Application of the generalized Clifford-Dirac algebra to the proof of the Dirac equation fermi-bose duality

• Published in: TWMS journal of applied and engineering mathematics Vol. 3; no. 1; pp. 46 - 61
• Main Authors: Simulik, V.M, Krivsky, I. Yu, Lamer, I.L
• Format: Journal Article
• Language: English
• Published: Istanbul Turkic World Mathematical Society 01.01.2013; Elman Hasanoglu
• Subjects: Algebra; Analysis; Conservation laws; Dirac equation; Duality theory (Mathematics); Mathematical analysis; Proving; Representations; Symmetry; United States
• ISSN: 2146-1147; 2146-1147

The consideration of the bosonic properties of the Dirac equation with arbitrary mass has been continued. As the necessary mathematical tool the structure and different representations of the 29-dimensional extended real Clifford-Dirac algebra (Phys.
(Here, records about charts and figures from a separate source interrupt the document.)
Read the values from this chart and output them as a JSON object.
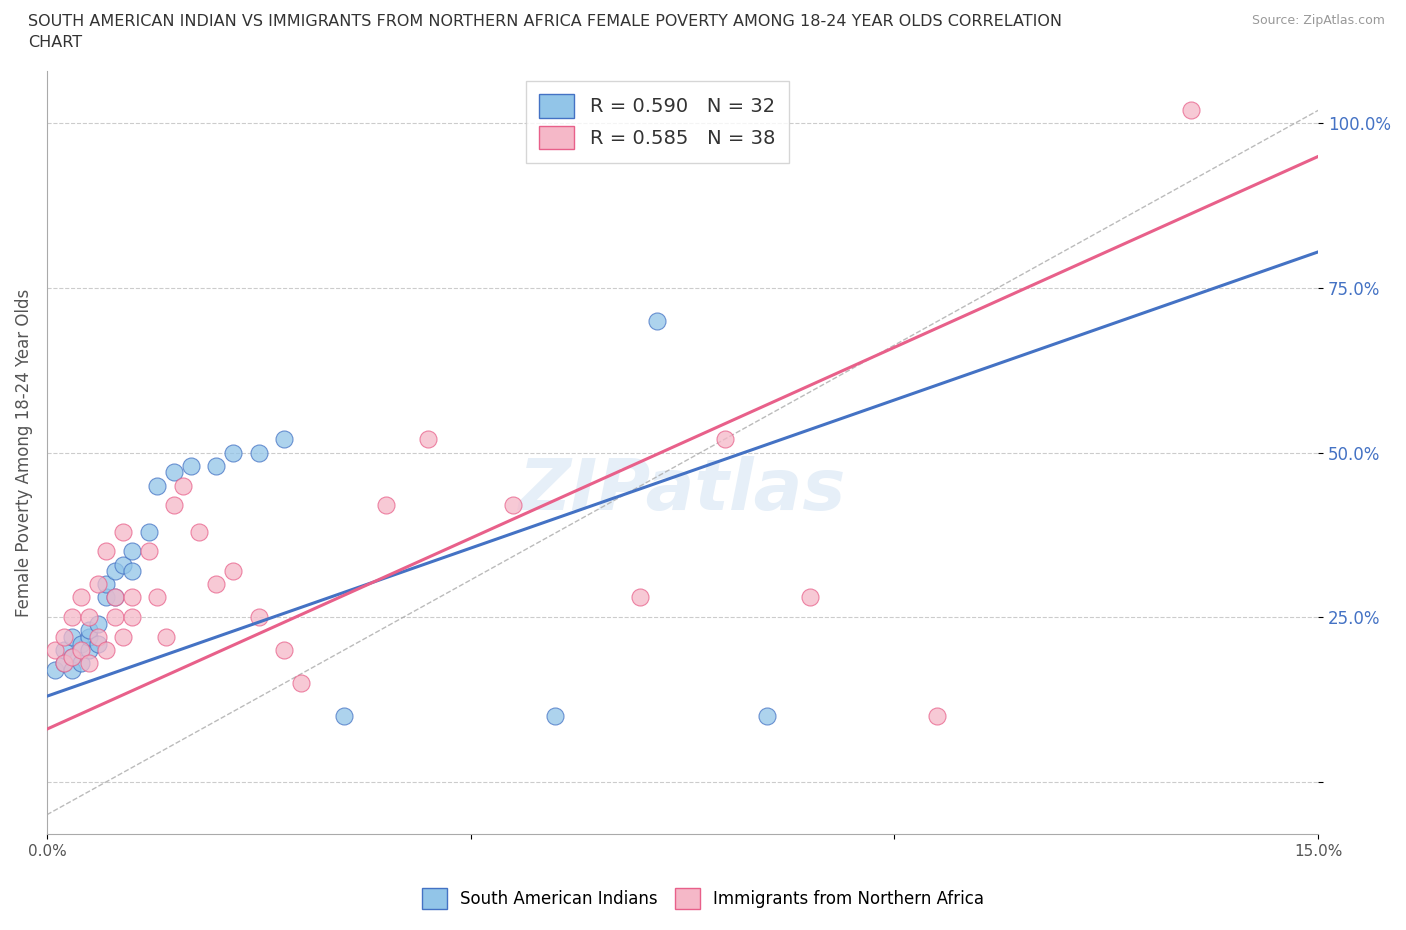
{
  "title_line1": "SOUTH AMERICAN INDIAN VS IMMIGRANTS FROM NORTHERN AFRICA FEMALE POVERTY AMONG 18-24 YEAR OLDS CORRELATION",
  "title_line2": "CHART",
  "source": "Source: ZipAtlas.com",
  "ylabel": "Female Poverty Among 18-24 Year Olds",
  "xmin": 0.0,
  "xmax": 0.15,
  "ymin": -0.08,
  "ymax": 1.08,
  "r_blue": 0.59,
  "n_blue": 32,
  "r_pink": 0.585,
  "n_pink": 38,
  "legend_label_blue": "South American Indians",
  "legend_label_pink": "Immigrants from Northern Africa",
  "color_blue": "#92C5E8",
  "color_pink": "#F5B8C8",
  "color_blue_dark": "#4472C4",
  "color_pink_dark": "#E8608A",
  "color_blue_tick": "#4472C4",
  "watermark": "ZIPatlas",
  "blue_intercept": 0.13,
  "blue_slope": 4.5,
  "pink_intercept": 0.08,
  "pink_slope": 5.8,
  "blue_scatter_x": [
    0.001,
    0.002,
    0.002,
    0.003,
    0.003,
    0.003,
    0.004,
    0.004,
    0.005,
    0.005,
    0.005,
    0.006,
    0.006,
    0.007,
    0.007,
    0.008,
    0.008,
    0.009,
    0.01,
    0.01,
    0.012,
    0.013,
    0.015,
    0.017,
    0.02,
    0.022,
    0.025,
    0.028,
    0.035,
    0.06,
    0.072,
    0.085
  ],
  "blue_scatter_y": [
    0.17,
    0.18,
    0.2,
    0.22,
    0.19,
    0.17,
    0.18,
    0.21,
    0.2,
    0.22,
    0.23,
    0.24,
    0.21,
    0.28,
    0.3,
    0.28,
    0.32,
    0.33,
    0.35,
    0.32,
    0.38,
    0.45,
    0.47,
    0.48,
    0.48,
    0.5,
    0.5,
    0.52,
    0.1,
    0.1,
    0.7,
    0.1
  ],
  "pink_scatter_x": [
    0.001,
    0.002,
    0.002,
    0.003,
    0.003,
    0.004,
    0.004,
    0.005,
    0.005,
    0.006,
    0.006,
    0.007,
    0.007,
    0.008,
    0.008,
    0.009,
    0.009,
    0.01,
    0.01,
    0.012,
    0.013,
    0.014,
    0.015,
    0.016,
    0.018,
    0.02,
    0.022,
    0.025,
    0.028,
    0.03,
    0.04,
    0.045,
    0.055,
    0.07,
    0.08,
    0.09,
    0.105,
    0.135
  ],
  "pink_scatter_y": [
    0.2,
    0.18,
    0.22,
    0.19,
    0.25,
    0.2,
    0.28,
    0.18,
    0.25,
    0.22,
    0.3,
    0.2,
    0.35,
    0.28,
    0.25,
    0.22,
    0.38,
    0.28,
    0.25,
    0.35,
    0.28,
    0.22,
    0.42,
    0.45,
    0.38,
    0.3,
    0.32,
    0.25,
    0.2,
    0.15,
    0.42,
    0.52,
    0.42,
    0.28,
    0.52,
    0.28,
    0.1,
    1.02
  ]
}
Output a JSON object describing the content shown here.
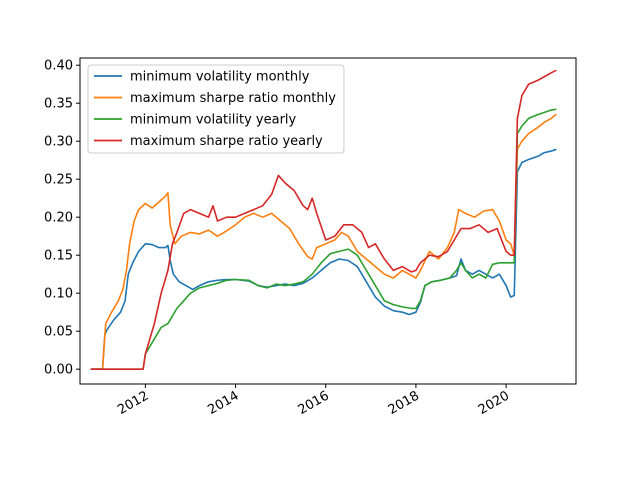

Lett. A., 2011, v.375, p.2479) are considered briefly. As a next step we use the start from the Foldy-Wouthuysen representation. On the basis of these two ideas the property of Fermi-Bose duality of the Dirac equation with nonzero mass is proved. The proof is given on the three maim examples: bosonic symmetries, bosonic solutions and bosonic conservation laws. It means that Dirac equation can describe not only the fermionic but also the bosonic states.